Simply beautiful. And oh, so not a happy series of events. xo


Gdot April 8, 2013 at 8:09 am

Wow that’s a mitt full….
You’d better handle this with kid gloves


Lisa Rae @ smacksy April 8, 2013 at 9:40 am

You are a great mother. Beautiful writing. xo


Kizz April 8, 2013 at 10:14 am

That is a very long way for a kid to go to help you to understand the importance of baseball.


Athena April 8, 2013 at 11:34 am

You are a great mom to go through all of that to try and find the mitt.

As someone who has played in hundreds of leagues, even through college, I understand how difficult it is to play with a mitt that is not yours. While I’ve never lost one, I have, at times, left them in a vehicle of a parent that wasn’t making it to that evening’s away game. It’s difficult to play with a mitt that hasn’t already been molded to your hand perfectly with time.

Bats are tough, mitts, however, take far longer to get over. Hopefully someone has it, and is trying to figure out how to find it’s rightful owner. *hugs*


April 8, 2013 at 5:08 pm

Aw man, should I be feeling this sad… on the verge of tears. Serious bummer. Hang tough, kid.

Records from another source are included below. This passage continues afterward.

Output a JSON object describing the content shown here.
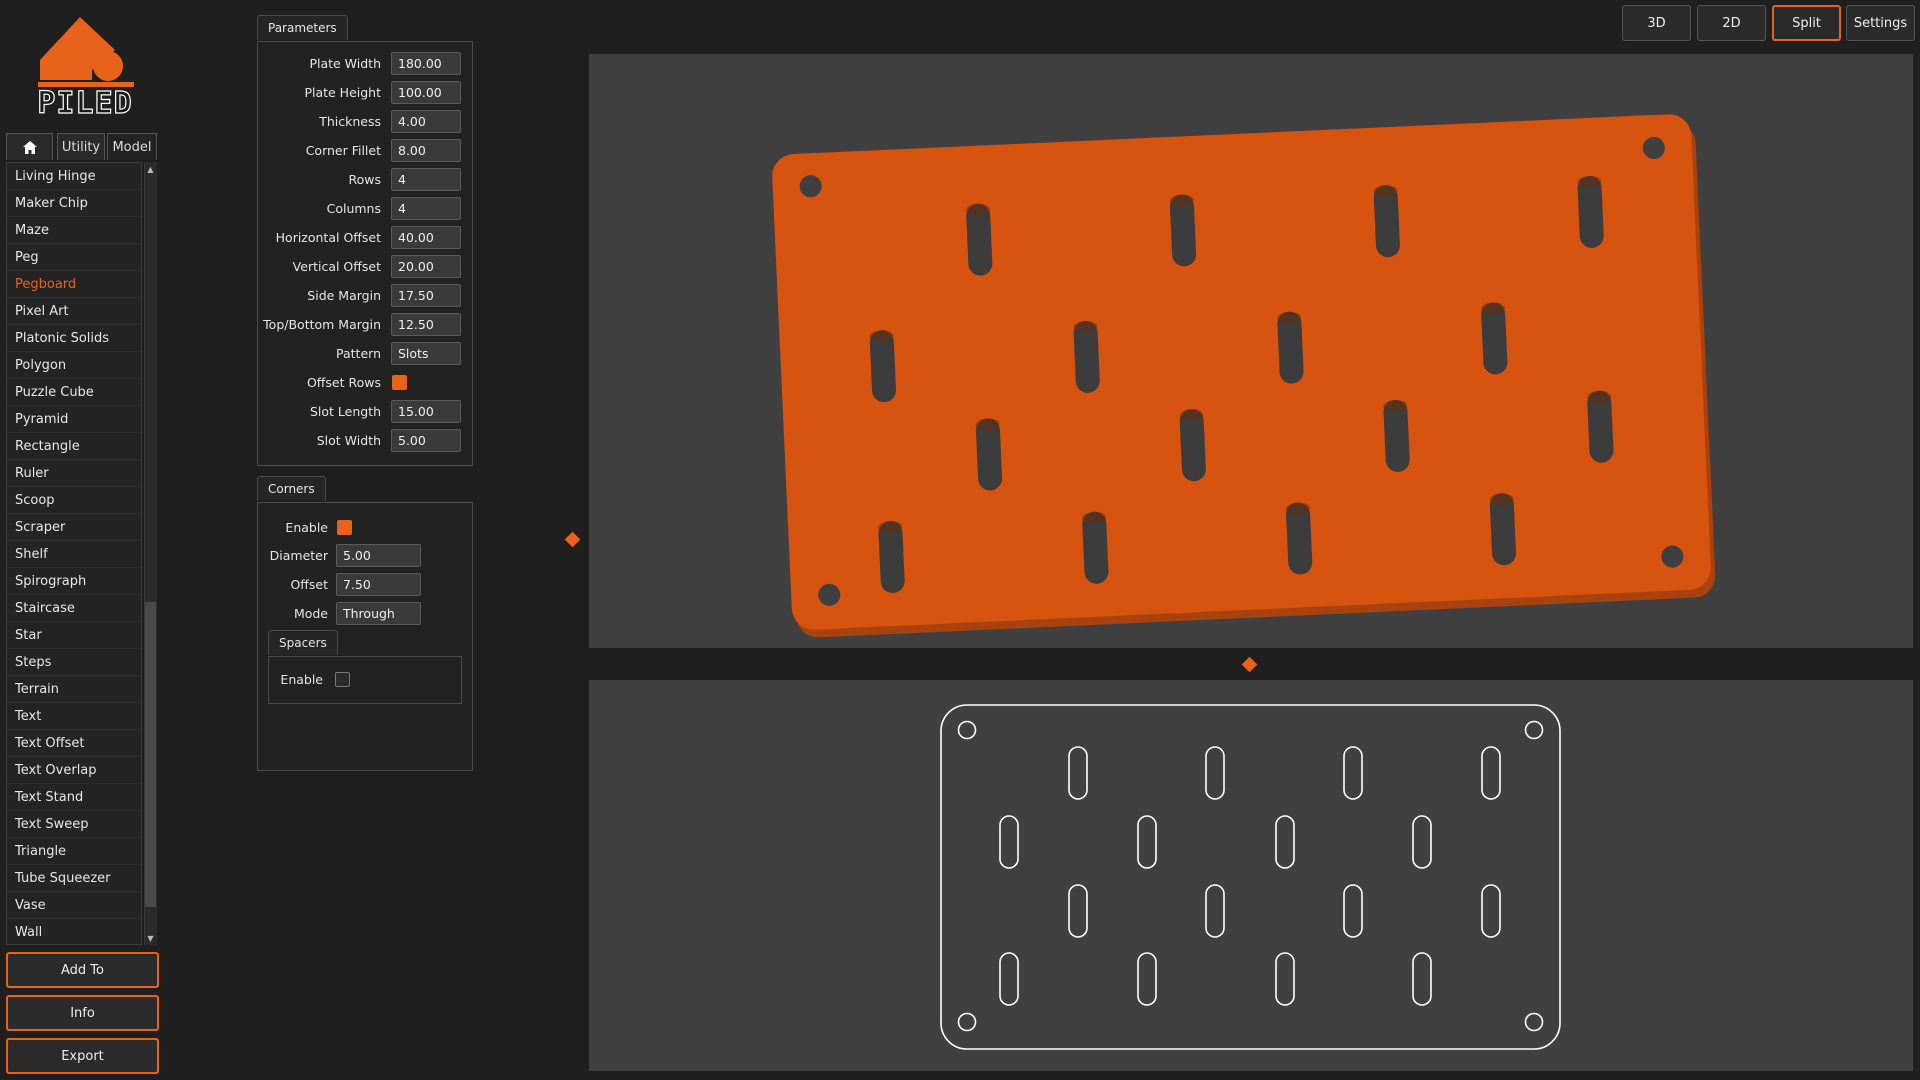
{
  "app": {
    "logo_text": "PILED",
    "accent_color": "#e8621a"
  },
  "sidebar": {
    "tabs": [
      {
        "icon": "home-icon",
        "label": ""
      },
      {
        "label": "Utility"
      },
      {
        "label": "Model"
      }
    ],
    "items": [
      "Living Hinge",
      "Maker Chip",
      "Maze",
      "Peg",
      "Pegboard",
      "Pixel Art",
      "Platonic Solids",
      "Polygon",
      "Puzzle Cube",
      "Pyramid",
      "Rectangle",
      "Ruler",
      "Scoop",
      "Scraper",
      "Shelf",
      "Spirograph",
      "Staircase",
      "Star",
      "Steps",
      "Terrain",
      "Text",
      "Text Offset",
      "Text Overlap",
      "Text Stand",
      "Text Sweep",
      "Triangle",
      "Tube Squeezer",
      "Vase",
      "Wall"
    ],
    "selected": "Pegboard",
    "buttons": {
      "add_to": "Add To",
      "info": "Info",
      "export": "Export"
    }
  },
  "parameters": {
    "title": "Parameters",
    "fields": [
      {
        "label": "Plate Width",
        "value": "180.00"
      },
      {
        "label": "Plate Height",
        "value": "100.00"
      },
      {
        "label": "Thickness",
        "value": "4.00"
      },
      {
        "label": "Corner Fillet",
        "value": "8.00"
      },
      {
        "label": "Rows",
        "value": "4"
      },
      {
        "label": "Columns",
        "value": "4"
      },
      {
        "label": "Horizontal Offset",
        "value": "40.00"
      },
      {
        "label": "Vertical Offset",
        "value": "20.00"
      },
      {
        "label": "Side Margin",
        "value": "17.50"
      },
      {
        "label": "Top/Bottom Margin",
        "value": "12.50"
      },
      {
        "label": "Pattern",
        "value": "Slots"
      },
      {
        "label": "Offset Rows",
        "checked": true
      },
      {
        "label": "Slot Length",
        "value": "15.00"
      },
      {
        "label": "Slot Width",
        "value": "5.00"
      }
    ]
  },
  "corners": {
    "title": "Corners",
    "enable_label": "Enable",
    "enable_checked": true,
    "diameter_label": "Diameter",
    "diameter_value": "5.00",
    "offset_label": "Offset",
    "offset_value": "7.50",
    "mode_label": "Mode",
    "mode_value": "Through",
    "spacers": {
      "title": "Spacers",
      "enable_label": "Enable",
      "enable_checked": false
    }
  },
  "view_modes": {
    "buttons": [
      "3D",
      "2D",
      "Split",
      "Settings"
    ],
    "active": "Split"
  }
}
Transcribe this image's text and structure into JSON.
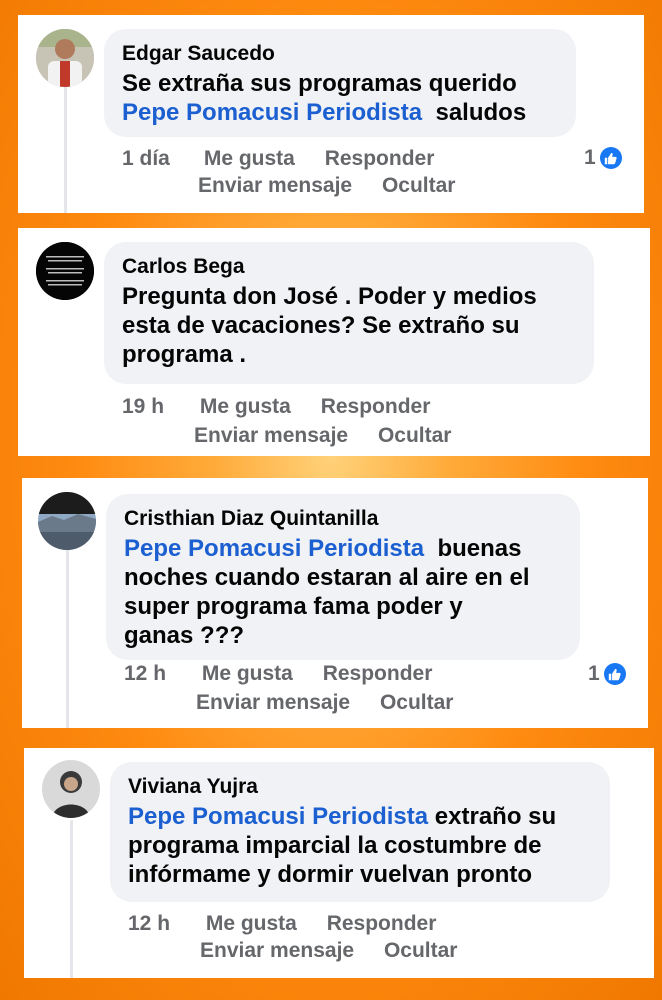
{
  "comments": [
    {
      "author": "Edgar Saucedo",
      "text_before": "Se extraña sus programas querido",
      "mention": "Pepe Pomacusi Periodista",
      "text_after": "saludos",
      "time": "1 día",
      "like": "Me gusta",
      "reply": "Responder",
      "send": "Enviar mensaje",
      "hide": "Ocultar",
      "reactions": "1"
    },
    {
      "author": "Carlos Bega",
      "text": "Pregunta don José . Poder y medios esta de vacaciones? Se extraño su programa .",
      "text_lines": [
        "Pregunta don José . Poder y medios",
        "esta de vacaciones? Se extraño su",
        "programa ."
      ],
      "time": "19 h",
      "like": "Me gusta",
      "reply": "Responder",
      "send": "Enviar mensaje",
      "hide": "Ocultar"
    },
    {
      "author": "Cristhian Diaz Quintanilla",
      "mention": "Pepe Pomacusi Periodista",
      "text_after_1": "buenas",
      "text_lines": [
        "noches cuando estaran al aire en el",
        "super programa fama poder y",
        "ganas ???"
      ],
      "time": "12 h",
      "like": "Me gusta",
      "reply": "Responder",
      "send": "Enviar mensaje",
      "hide": "Ocultar",
      "reactions": "1"
    },
    {
      "author": "Viviana Yujra",
      "mention": "Pepe Pomacusi Periodista",
      "text_after_1": "extraño su",
      "text_lines": [
        "programa imparcial la costumbre de",
        "infórmame y dormir vuelvan pronto"
      ],
      "time": "12 h",
      "like": "Me gusta",
      "reply": "Responder",
      "send": "Enviar mensaje",
      "hide": "Ocultar"
    }
  ],
  "colors": {
    "mention": "#1b5fd1",
    "like_badge": "#1877f2",
    "muted": "#65676b"
  }
}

Dana April 8, 2013 at 6:22 pm

Beautifully told.


tracy@sellabitmum April 8, 2013 at 10:14 pm

Oh hon. I’m so sorry. Seriously, these kids..right to the heart. xo


dusty earth mother April 8, 2013 at 10:18 pm

I was gnawing my nails through that whole story. I needed a mitt to protect them.


the mama bird diaries
April 8, 2013 at 11:25 pm

damn, i really thought you were going to find it. It was going to be an NYC miracle! You are a good mama to try to track that mitt down.


Fragrant Liar April 9, 2013 at 12:45 am

Boys and glove love, and it all starts on a baseball field.


Tinne from Tantrums and Tomatoes April 9, 2013 at 7:24 am

Shakespearian drama. You are a hero.


April 9, 2013 at 8:13 am

When I read the title, I thought you were going to be going all “politico” on me. As a mom of two boys in little league, I was very relieved to see it was about baseball. But not relieved to hear about the missing glove. Bummer.


Lady Jennie April 9, 2013 at 8:55 am

Oh shoot, I was hoping to hear that it was found.

You’re a good mama, even if you can’t fathom comparing one’s kids to one’s possessions.


Kjirsten April 9, 2013 at 12:22 pm

You are a good mom. I will be hoping, hoping, hoping for that glove to find its way home.


Leigh Ann @ Genie in a Blog
April 21, 2013 at 10:02 am

I can empathize. Long time softball player, and there’s nothing like a glove that has practically molded into your hand. Poignancy mixed with humor is my favorite thing to read. Also this: “Your entire knowledge of baseball flashes before your eyes, although because it’s your knowledge of baseball, it’s more of a GIF than a film” So funny.